'Love' Bug Damage Could Hit US$1 Billion

SAN FRANCISCO (05/05/2000) - New e-mail is taking an infectious turn at corporations and governments around the world, as virulent attachments continue to crash networks, delete files and prevent computers from rebooting.

Damage from the "I Love You" virus and its hybrids, including "Joke" and "Mother's Day," has been estimated by systems engineers at a staggering US$1 billion -- nearly half the global market for antivirus software. The notorious Melissa virus, by contrast, caused only $80 million in damage, most of it going to compensate network administrators for time spent cleaning up the fallout.

Melissa hit in March 1999.

The latest virus-worm hybrid (a virus is designed to copy itself from one file to another on a single computer, whereas a worm spreads from one computer to multiple computers) first hit Thursday as an e-mail with the subject line "I Love You." Opening the enclosed attachment sent the e-mail to people in the recipient's Microsoft Corp.'s Outlook e-mail address book and overwrote some artwork files, including JPEGs and MP3 files.

Just as companies began to right their networks after the proliferation of love letters on Thursday, the problem was compounded due to the "Love" bug's equally evil twin, "Joke." Soon after that came the Baltic version of the virus, an e-mail with the subject line "Let's have coffee together" in Lithuanian.

The "I Love You" virus-worm hybrid is believed to have been developed in the Philippines because it caches network log-in passwords and sends them in a text file to an e-mail address in that country. Philippine authorities reportedly are close to identifying the sender, CNN reported. Copycat virus versions that followed likely were designed by other hackers.

Today brought another attack via e-mail confirming a bogus Mother's Day gift order. The e-mail included an invoice attachment, which recipients were asked to print. If they did, the virus overwrote files used in system startup, making the computer difficult to reboot.

To protect their networks, many corporations, including Ford and Microsoft, shut down all or part of their e-mail systems. The U.S. Senate, the U.S Navy and the British House of Commons did the same At latest count, the number of virus strains was up to eight, according to Carey Nachenberg, chief researcher at Symantec's antivirus research center in Santa Monica, California.

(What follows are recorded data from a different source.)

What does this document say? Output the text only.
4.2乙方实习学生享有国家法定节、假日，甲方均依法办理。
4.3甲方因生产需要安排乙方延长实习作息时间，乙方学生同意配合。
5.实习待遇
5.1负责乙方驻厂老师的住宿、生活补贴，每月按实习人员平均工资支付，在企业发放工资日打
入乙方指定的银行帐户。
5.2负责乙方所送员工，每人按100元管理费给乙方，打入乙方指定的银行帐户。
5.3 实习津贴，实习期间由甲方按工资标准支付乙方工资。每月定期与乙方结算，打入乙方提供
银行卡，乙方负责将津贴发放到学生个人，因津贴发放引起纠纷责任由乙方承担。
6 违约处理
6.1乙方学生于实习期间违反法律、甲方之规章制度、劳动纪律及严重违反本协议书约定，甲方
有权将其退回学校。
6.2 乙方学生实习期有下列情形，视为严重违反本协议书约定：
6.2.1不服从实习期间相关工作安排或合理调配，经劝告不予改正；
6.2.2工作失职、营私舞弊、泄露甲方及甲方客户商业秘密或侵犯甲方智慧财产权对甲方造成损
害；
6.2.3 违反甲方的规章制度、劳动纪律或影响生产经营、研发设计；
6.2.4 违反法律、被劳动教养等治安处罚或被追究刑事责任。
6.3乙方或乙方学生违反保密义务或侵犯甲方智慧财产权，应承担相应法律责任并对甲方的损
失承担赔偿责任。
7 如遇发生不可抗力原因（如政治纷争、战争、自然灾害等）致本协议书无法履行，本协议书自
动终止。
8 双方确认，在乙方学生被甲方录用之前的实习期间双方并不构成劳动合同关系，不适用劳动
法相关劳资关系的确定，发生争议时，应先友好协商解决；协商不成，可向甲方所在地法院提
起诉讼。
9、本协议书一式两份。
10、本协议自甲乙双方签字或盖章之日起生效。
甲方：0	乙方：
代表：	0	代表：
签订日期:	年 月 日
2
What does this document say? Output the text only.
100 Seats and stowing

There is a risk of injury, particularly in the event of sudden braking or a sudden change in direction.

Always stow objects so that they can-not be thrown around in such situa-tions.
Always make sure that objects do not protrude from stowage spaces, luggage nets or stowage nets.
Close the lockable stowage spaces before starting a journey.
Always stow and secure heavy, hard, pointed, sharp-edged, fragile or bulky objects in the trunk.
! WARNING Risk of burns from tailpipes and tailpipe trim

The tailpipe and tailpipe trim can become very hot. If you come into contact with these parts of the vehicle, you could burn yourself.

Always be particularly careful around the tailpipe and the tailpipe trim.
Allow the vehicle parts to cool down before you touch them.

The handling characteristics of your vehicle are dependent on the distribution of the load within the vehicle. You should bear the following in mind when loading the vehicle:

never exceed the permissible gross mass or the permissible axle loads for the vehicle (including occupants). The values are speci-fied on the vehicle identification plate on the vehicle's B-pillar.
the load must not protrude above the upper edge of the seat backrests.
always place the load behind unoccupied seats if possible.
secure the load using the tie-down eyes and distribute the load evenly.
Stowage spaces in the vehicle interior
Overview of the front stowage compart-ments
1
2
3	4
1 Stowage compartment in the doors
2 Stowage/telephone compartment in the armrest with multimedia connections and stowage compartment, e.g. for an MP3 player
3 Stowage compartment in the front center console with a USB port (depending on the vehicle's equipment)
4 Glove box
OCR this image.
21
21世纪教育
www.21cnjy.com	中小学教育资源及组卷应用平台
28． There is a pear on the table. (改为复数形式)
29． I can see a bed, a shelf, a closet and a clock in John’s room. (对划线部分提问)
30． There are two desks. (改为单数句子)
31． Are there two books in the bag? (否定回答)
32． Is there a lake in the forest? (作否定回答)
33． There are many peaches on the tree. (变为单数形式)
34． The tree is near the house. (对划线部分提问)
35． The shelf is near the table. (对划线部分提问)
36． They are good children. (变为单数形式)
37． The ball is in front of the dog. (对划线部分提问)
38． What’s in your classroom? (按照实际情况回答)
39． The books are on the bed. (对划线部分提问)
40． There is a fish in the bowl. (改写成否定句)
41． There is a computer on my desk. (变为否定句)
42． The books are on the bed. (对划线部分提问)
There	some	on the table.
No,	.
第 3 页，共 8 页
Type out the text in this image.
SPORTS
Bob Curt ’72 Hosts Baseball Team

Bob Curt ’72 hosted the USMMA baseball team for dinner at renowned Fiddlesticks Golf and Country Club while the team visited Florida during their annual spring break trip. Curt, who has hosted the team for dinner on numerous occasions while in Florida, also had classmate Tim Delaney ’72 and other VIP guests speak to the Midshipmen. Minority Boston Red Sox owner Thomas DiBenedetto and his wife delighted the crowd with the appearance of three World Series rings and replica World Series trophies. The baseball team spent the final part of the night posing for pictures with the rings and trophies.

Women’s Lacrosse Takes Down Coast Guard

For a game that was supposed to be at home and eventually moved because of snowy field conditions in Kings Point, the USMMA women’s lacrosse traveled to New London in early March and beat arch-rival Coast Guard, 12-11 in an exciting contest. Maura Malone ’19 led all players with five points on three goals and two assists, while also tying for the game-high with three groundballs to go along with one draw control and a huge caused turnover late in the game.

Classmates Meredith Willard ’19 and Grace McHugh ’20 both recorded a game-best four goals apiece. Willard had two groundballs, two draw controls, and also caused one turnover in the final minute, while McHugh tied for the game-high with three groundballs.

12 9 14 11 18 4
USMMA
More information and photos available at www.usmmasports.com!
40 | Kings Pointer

More could be on the way.

Dan Schrader, chief security analyst at Trend Micro, cautions computer users against attachments in general. "Don't open a file attached to e-mail unless you know why they sent it to you," he says.

And merely knowing the sender of an e-mail is no longer insurance against attack. Because these virus-worms use address book listings, the e-mail appears to be sent from a recipient's friend or colleague.

Such are the hazards of the e-mail-based corporate culture. "We've made a compromise between functionality and security, and functionality won out," says Nachenberg, who points out that the virus-worms are "not rocket science," illustrating how vulnerable corporate computer systems are to even the simplest viruses.